Well, soon after that post, I got a comment from Michael, who said, "Anyone who reads this, you have, have, have to get a dutch letter. Flaky hand-crafted pastry with a delicious creamy almond filling, baked into, you guessed it, the shape of letters."

I had to admit, with my focus on bulk foods, I hadn't spent a lot of time exploring the Dutch Bakery's bakery. (Now that I write that, I know how silly that sounds.)

Then, another reader, who remains anonymous, reinforced Michael's comments: "Have to agree about the dutch letters. When I lived in Jeff City, I would stop there at least once a month on the way to KC and have been dreaming of them since. I went to the lake with the family this week and was so happy that road work on 52 made us swing through Tipton today. For under $20, I got 5 dutch letters, huge bags of roasted salted soy beans, cheese straws, pasta, and gummy butterflies. The dutch letters are just as good as I remember."

So: "Put it on the List."

(I have a nice big List, by the way.)

So: Recently Sue and I drove to Tipton for breakfast. They offer free coffee at the Dutch Bakery, but--well, we'd brewed up some good-tasting high-class coffee at home and brought it with us in our to-go mug. In part, because we didn't want to wait until we got to Tipton in order to have coffee. (You know how it is.)

We had other stuff to buy there, too. I needed some more oat bran, for instance.

I don't know if this is how they always do it, but they had them on big trays, stacked two or three layers thick, and it was the same five letters: L, o, v, e, and s. (You can buy them as individual letters, but you get a price break if you buy all five).
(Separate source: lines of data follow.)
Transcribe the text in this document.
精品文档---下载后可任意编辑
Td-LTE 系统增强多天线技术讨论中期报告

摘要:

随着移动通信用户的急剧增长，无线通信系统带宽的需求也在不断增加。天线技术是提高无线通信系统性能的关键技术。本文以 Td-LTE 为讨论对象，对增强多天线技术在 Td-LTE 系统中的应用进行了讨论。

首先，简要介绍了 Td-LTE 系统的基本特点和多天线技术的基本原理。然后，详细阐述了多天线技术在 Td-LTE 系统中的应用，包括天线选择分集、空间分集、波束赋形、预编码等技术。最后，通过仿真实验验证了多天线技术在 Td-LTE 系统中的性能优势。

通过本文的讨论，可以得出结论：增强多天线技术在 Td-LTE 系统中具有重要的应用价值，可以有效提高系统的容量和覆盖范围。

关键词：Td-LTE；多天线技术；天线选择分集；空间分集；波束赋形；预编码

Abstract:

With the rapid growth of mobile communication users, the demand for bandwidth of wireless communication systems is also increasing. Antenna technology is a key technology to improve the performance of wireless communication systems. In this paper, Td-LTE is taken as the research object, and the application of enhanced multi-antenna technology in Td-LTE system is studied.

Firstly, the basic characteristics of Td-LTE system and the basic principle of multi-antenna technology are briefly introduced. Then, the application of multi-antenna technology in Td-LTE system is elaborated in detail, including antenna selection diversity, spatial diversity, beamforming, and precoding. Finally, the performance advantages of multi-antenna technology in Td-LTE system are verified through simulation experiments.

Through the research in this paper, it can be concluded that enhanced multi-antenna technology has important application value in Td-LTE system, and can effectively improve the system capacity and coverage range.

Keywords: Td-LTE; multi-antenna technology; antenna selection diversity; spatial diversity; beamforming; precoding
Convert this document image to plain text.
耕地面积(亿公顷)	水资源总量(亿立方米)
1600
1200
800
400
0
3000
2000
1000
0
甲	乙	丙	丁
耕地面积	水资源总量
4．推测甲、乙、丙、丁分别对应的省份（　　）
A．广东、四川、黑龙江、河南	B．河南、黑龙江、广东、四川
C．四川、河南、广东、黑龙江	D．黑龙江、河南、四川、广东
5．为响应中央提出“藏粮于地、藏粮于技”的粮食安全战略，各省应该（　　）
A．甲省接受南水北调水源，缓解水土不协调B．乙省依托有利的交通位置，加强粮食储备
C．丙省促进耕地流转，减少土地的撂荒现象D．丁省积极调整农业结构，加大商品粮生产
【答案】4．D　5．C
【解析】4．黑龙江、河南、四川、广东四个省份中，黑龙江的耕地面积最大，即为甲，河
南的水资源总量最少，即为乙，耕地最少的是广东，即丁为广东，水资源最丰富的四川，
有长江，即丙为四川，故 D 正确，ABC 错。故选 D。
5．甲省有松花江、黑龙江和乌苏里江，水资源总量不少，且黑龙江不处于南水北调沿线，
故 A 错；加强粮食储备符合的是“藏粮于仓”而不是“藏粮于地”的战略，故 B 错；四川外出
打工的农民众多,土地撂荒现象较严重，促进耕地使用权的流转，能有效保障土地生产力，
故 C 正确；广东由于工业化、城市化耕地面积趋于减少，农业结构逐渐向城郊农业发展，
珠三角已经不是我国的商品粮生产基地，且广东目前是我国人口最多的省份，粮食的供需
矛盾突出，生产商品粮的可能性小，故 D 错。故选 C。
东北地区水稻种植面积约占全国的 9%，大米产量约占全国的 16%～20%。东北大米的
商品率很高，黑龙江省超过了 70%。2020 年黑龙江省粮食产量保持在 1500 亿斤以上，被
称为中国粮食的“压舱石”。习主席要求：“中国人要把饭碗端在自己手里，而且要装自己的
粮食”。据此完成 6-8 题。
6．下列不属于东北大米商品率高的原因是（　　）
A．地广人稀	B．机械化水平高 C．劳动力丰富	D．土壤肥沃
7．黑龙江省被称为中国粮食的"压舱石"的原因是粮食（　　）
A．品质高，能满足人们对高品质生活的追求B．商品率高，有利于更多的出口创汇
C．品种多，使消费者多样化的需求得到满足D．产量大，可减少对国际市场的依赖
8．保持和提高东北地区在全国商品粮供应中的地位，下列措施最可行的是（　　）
I'm not sure what the S is for, apart from conjugation or the plural. Maybe the S shape is the most fun to eat, with its sinuous form?

Then again, if the two ends of pastry on the O didn't match up perfectly, you might be able to turn it just right to make it look like a lowercase a, to spell SLave.

But that would be silly. (Hmm: buy ten letters, to spell out Love SLaves--? Hah!)

We took our white paper sack of letters and our mug of coffee to the little roadside park just east of the Dutch Bakery and, sitting at a lichen-dusted picnic table between an oak tree and a little shrine to St. Francis, ate a couple of Dutch letters.

Pretty tasty!

But maybe my expectations were too high; those were some pretty enthusiastic endorsements I'd gotten. But they seemed kind of heavy to me. Terrific, in the sense that they were substantial and satisfied the hungry belly--but although the almond filling was generous, light, and tasty, the pastry enfolding it seemed chewier and harder than I was expecting.

Did they overwork the dough, or over- or undercook it? It seems like it should have been flakier, more like a pie crust. Though perhaps they can't be too flaky, lest they lose structural integrity . . . I don't know.

I appreciate the fact that they were not iced or sugarcoated--they were sweet, but not overly so.

Oh, I'll get them again for sure--maybe these specimens were day-old Dutch letters or something. --But at least I'm not Dutch-letter illiterate anymore.